Nvidia GPUs are general-purpose parallel processors — excellent at training, but carrying overhead that pure inference workloads don't need. Custom inference chips, tuned specifically for the matrix operations LLMs actually run in production, strip that overhead out. OpenAI's Jalapeño is reportedly showing around 50% cost savings versus standard GPU inference in early testing. At the volume frontier labs now operate — billions of inference calls daily — that's not a marginal optimization, it's a structural margin advantage. It's also a supply chain diversification play: reducing exposure to Nvidia's allocation decisions and pricing power, and in Anthropic's case, to any future export control shifts affecting GPU availability.
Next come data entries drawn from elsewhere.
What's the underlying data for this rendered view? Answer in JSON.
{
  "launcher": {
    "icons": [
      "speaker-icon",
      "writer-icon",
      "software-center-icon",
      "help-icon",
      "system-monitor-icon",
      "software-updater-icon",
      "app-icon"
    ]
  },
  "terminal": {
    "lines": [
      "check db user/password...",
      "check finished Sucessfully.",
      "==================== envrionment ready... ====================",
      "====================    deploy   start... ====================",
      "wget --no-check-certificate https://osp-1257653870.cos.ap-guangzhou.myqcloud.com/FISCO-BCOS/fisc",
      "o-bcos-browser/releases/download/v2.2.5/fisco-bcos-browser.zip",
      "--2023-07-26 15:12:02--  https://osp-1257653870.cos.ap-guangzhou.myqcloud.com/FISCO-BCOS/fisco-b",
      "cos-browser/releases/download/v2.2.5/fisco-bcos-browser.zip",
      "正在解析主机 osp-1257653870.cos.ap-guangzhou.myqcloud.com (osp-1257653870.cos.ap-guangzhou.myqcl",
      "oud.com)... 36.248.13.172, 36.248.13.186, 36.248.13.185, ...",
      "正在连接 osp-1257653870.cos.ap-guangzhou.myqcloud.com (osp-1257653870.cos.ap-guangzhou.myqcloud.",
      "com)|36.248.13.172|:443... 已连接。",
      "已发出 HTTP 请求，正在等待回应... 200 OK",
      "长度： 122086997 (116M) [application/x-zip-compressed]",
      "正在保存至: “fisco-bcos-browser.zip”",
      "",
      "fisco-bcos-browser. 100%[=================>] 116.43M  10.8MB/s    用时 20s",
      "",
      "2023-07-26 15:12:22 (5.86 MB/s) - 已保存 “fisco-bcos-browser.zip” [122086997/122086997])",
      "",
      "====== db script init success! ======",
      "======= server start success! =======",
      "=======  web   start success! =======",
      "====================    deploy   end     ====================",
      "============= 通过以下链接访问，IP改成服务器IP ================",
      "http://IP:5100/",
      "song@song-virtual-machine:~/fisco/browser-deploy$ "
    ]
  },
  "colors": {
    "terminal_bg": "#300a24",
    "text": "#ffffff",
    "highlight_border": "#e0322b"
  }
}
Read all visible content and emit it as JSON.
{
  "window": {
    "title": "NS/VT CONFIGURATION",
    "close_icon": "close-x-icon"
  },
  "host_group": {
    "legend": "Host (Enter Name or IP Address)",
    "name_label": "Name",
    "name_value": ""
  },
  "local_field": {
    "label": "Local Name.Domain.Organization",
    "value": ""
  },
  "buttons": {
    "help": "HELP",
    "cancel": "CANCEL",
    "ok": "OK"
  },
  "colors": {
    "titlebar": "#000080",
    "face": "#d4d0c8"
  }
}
What it means for your AI procurement

If you buy AI capacity from Claude, GPT, Gemini, or anyone else, your provider's chip strategy is quietly becoming a cost-forecasting input. A lab that successfully deploys custom inference silicon can pass along lower per-token pricing, improve latency, or protect margins during GPU scarcity that would otherwise show up as a price increase on your invoice. It also raises a question worth tracking: as labs diversify onto different silicon partners — Broadcom for OpenAI, potentially Samsung for Anthropic — will reliability and performance characteristics start to diverge in ways that affect your SLAs? Too early to answer, but worth adding to vendor evaluation criteria.

Practical takeaways

  1. Don't treat model selection as chip-agnostic — ask your AI vendors about their inference infrastructure roadmap directly.
  2. Watch for pricing shifts when a provider's custom chip moves from pilot to production, in either direction.
  3. Factor fab-partner concentration risk (Samsung, TSMC, or otherwise) into vendor risk assessments — it inherits that partner's geopolitical exposure.
  4. Revisit single-vendor AI strategies. With Sonnet 5, GPT-5.6, Grok 4.5, and GLM-5.2 all competing on cost-per-token, and now chip strategy diverging too, a single-provider bet carries more hidden risk than it did six months ago.
  5. Track chip-talent movement between labs as a leading indicator — hires like Clive Chan's often precede formal infrastructure announcements by months.

The chip itself is still theoretical, but the funding round, the hire, and the fab conversations all point the same direction. Treat your AI vendor's infrastructure strategy as a first-class procurement criterion — it's going to show up on your invoice eventually.